Mal schnell und mal langsam in Musandam

Heute morgen gibt es keinen Wakeup-Call, aber zum Glück meinen Iphone-Wecker. Wir kommen trotzdem schwer aus dem Bett und trödeln ziemlich herum. Also wird das Frühstück und das Sieben-Sachen-Packen vor dem Tauchen ziemlich hektisch. Auch hier geloben wir Besserung!

extra divers musandam

diving @ musandam island

Zweiter Tauchtag mit den Extra Divers Musandam

Wir werden wieder abgeholt und begrüßen unsere dänischen Mit-Taucher im Auto. Heute sind wir insgesamt nur zu sechst auf dem Tauchboot, das ist ganz angenehm. In der Basis werden wieder alle Sachen zusammen gepackt, verladen und dann geht es den gleichen Weg wieder retour – an unserem Hotel vorbei – noch etwas weiter und zum Hafen. Papa meinte heute, warum die Basis überhaupt dorthin gestellt wurde ist ihm nicht ganz klar. Mir eigentlich auch nicht.

diving @ musandam island

diving @ musandam island

Barracuda Ride

Der erste Tauchgang des Tages fand wieder bei Musandam Island statt. Der Tauchspot heißt „Barracuda Ride“, weil hier 1) eine ganz schöne Strömung herrscht und 2) sich in der Strömung oft viele Barracudas tummeln. Wir haben zwar eine ordentliche „current“, aber keine Barracudas. Die Sicht ist echt schlecht und wir sausen nur so dahin unter Wasser. Mit richtig viel Speed! Papa trifft dabei fast einen Felsen mit dem Rücken, aber dreht sich noch rechtzeitig um. Beim Vorbeisausen entdecke ich eine kleine Höhle mit mindestens vier RIESEN Langusten – aber leider ist der Papa schon vor mir und kann nicht mehr zurück, um reinzufilmen. (Jaja, gibt weder Foto noch Video, nicht mal Augenzeugen!)

diving @ musandam island

Wir krachen um die Kurve herum in die Bucht rein und sind beide zugegebenermaßen ziemlich aus der Puste. Ich auch ein bisserl aufgeregt! Die Strömung ist echt heftig, aber es macht Mörder Spaß sich mittreiben zu lassen! Uns geht aber die Luft aus, also ist nach einer dreiviertel Stunde Schluss und wir tauchen auf.

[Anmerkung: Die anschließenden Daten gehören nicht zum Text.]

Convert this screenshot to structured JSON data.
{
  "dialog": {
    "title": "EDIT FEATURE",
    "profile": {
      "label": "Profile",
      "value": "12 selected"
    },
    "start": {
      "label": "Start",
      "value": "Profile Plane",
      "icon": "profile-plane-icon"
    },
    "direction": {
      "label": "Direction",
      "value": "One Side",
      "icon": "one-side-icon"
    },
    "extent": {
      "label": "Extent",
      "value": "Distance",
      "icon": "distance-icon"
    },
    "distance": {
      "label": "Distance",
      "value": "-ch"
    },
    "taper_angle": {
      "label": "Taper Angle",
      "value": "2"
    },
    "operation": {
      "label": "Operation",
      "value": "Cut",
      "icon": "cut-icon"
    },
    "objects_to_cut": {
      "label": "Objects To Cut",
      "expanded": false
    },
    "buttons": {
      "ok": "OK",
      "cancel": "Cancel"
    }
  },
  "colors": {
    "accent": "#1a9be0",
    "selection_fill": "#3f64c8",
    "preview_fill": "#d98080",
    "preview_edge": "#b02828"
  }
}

Logbuch: 13.10.2015, 10:18 Uhr, 44 min, 33.1m

diving @ musandam island

Pipi Beach

Der zweite Tauchspot befindet sich wieder vor dem Festland. Wir tauchen in einer Bucht mit rechter Schulter am Riff in recht seichtem Wasser. Am Anfang bin ich mir noch nicht ganz sicher, ob das ein guter Tauchgang wird. Aber es soll der bisher schönste werden.

diving @ musandam island

Unglaublich viele verschiedene Fischarten, große Schwärme, wirklich schöne Korallenformationen und wahnsinnig viel Leben auf den Sandflächen. Wir entdecken zwei sehr mutige Clownfische, die wir lange filmen und aus der Reserve locken wollen. Gerhard und ich machen uns auch auf Makro-Suche – beinahe eine Premiere! Und natürlich: die Deppen haben’s Glück! Wir filmen eigentlich kleine Fische zwischen einem Seeigel mit langen Stacheln, als mir unter den Stacheln auf dem Sand kleine durchsichtige Krabben auffallen. Ha! Aber es klappt leider nicht wirklich mit dem Filmen der kleinen durchsichtigen Scheißerchen. :(

diving @ musandam island

Zum Auftauchen bewegen wir uns vom Riff weg, mehr ins blaue Wasser (das eigentlich durch das trübe Wasser nicht wirklich blau ist). Aus dem Nichts kommt ein „Quallenschwarm“, wenn man das so nennen kann. Mit ewiiiiig langen Tentakeln schweben die Schwibbel-Schwabbel durch die Bucht. Das schaut zwar schön aus, muss uns aber nicht unbedingt zu nahe kommen. Mich hat gestern eine an der Hand bzw. am Unterarm erwischt und ich hab seitdem mit Juckreiz und Nesselausschlag zu kämpfen. Papa im Shorty braucht also nicht wirklich einen Annäherungsversuch mit ihnen starten.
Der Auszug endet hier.